Differential time course of NGF-induced hyperalgesia to heat versus mechanical and electrical stimulation in human skin.

BACKGROUND

Nerve growth factor (NGF) causes early heat and delayed mechanical hyperalgesia. Axonal transport might contribute to lasting responses. Temporal hyperalgesia development was investigated by administering NGF in paraspinal skin. Transient receptor potential ankyrin 1 (TRPA1) is up-regulated by NGF and chemical responsiveness to cinnamon aldehyde (TRPA1 agonist) was quantified.

METHODS

Eight healthy volunteers received 1 μg human recombinant NGF (i.d. 50 μL) to L4/L5 processi spinosi skin.
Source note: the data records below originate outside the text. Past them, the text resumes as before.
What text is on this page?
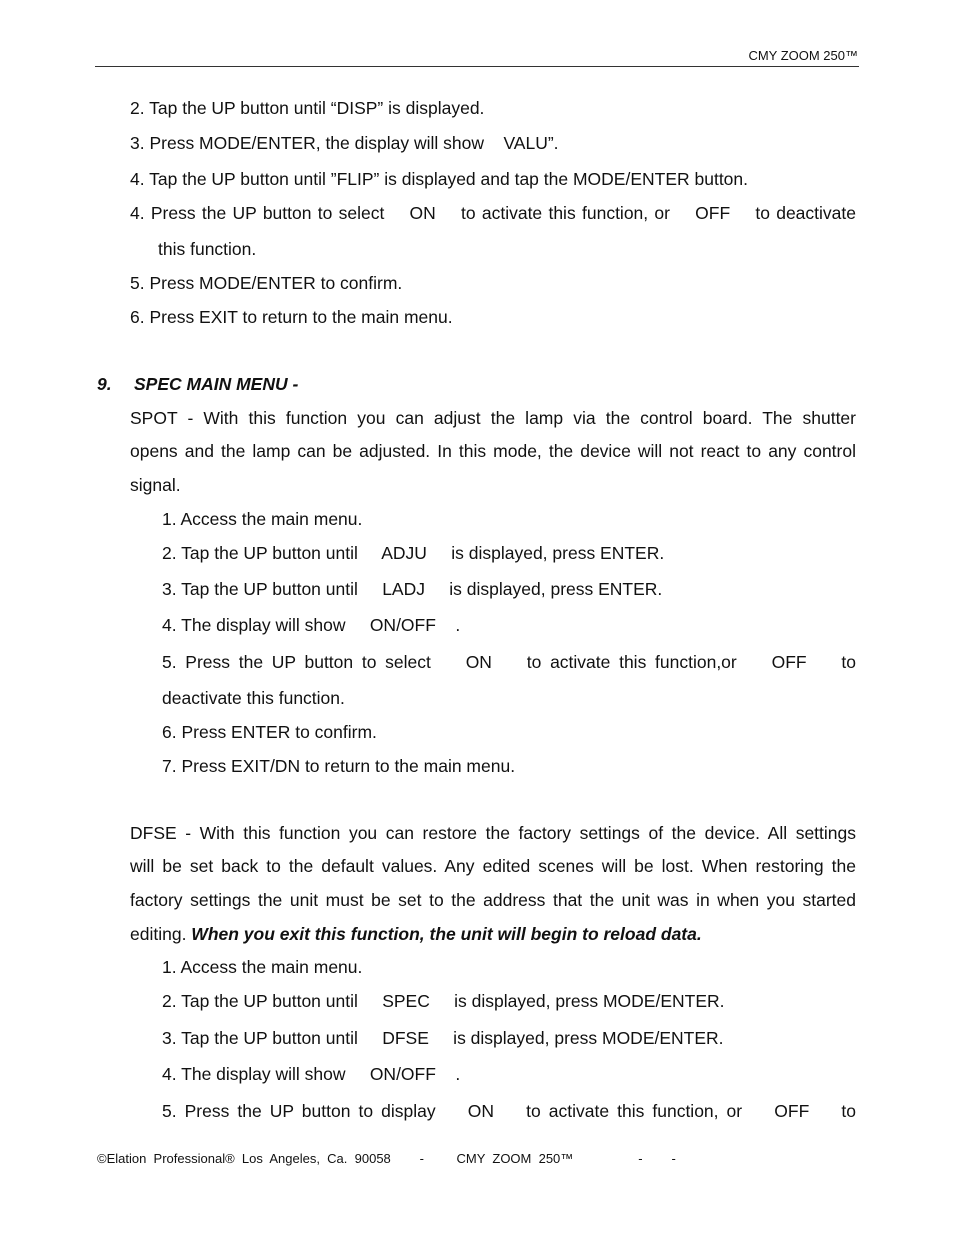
CMY ZOOM 250™
2. Tap the UP button until “DISP” is displayed.
3. Press MODE/ENTER, the display will show    VALU”.
4. Tap the UP button until ”FLIP” is displayed and tap the MODE/ENTER button.
4. Press the UP button to select    ON    to activate this function, or    OFF    to deactivate
this function.
5. Press MODE/ENTER to confirm.
6. Press EXIT to return to the main menu.
9. SPEC MAIN MENU -
SPOT - With this function you can adjust the lamp via the control board. The shutter
opens and the lamp can be adjusted. In this mode, the device will not react to any control
signal.
1. Access the main menu.
2. Tap the UP button until     ADJU     is displayed, press ENTER.
3. Tap the UP button until     LADJ     is displayed, press ENTER.
4. The display will show     ON/OFF    .
5. Press the UP button to select    ON    to activate this function,or    OFF    to
deactivate this function.
6. Press ENTER to confirm.
7. Press EXIT/DN to return to the main menu.
DFSE - With this function you can restore the factory settings of the device. All settings
will be set back to the default values. Any edited scenes will be lost. When restoring the
factory settings the unit must be set to the address that the unit was in when you started
editing. When you exit this function, the unit will begin to reload data.
1. Access the main menu.
2. Tap the UP button until     SPEC     is displayed, press MODE/ENTER.
3. Tap the UP button until     DFSE     is displayed, press MODE/ENTER.
4. The display will show     ON/OFF    .
5. Press the UP button to display    ON    to activate this function, or    OFF    to
©Elation  Professional®  Los  Angeles,  Ca.  90058        -         CMY  ZOOM  250™                  -        -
Mechanical, thermal and electrical sensitization was assessed at 3-6 h and at days 1, 2, 3, 5, 7, 10, 14 and 21, and pain upon cinnamon aldehyde (20%, 60 μL) recorded at days 3 and 21.

RESULTS

Heat hyperalgesia developed with an initial maximum at 3 h [heat pain threshold -3.9°; peak pain ratings +22 visual analogue scale (VAS)] that decreased by day 1, subsequently increased to a maximum around day 5 (-5 ± 0.2 °C, +41 ± 4 VAS), and thereafter declined to ∼20% at day 21. Mechanical and electrical hyperexcitability developed within 3 days and gradually increased to peak between days 14 and 21. Pain intensity upon cinnamon aldehyde stimulation was doubled at the NGF site at day 3 and was still increased by about 50% at day 21.

CONCLUSIONS

NGF causes immediate heat hyperalgesia probably linked to an up-regulation and sensitization of transient receptor potential vanilloid 1 and possibly other proteins involved in heat transduction. The delayed mechanical hyperalgesia is apparently independent of the time required for axonal transport of NGF receptor complexes. Local mRNA translation at axonal terminals and protein accumulation is hypothesized being involved in sustained NGF-evoked hyperalgesia.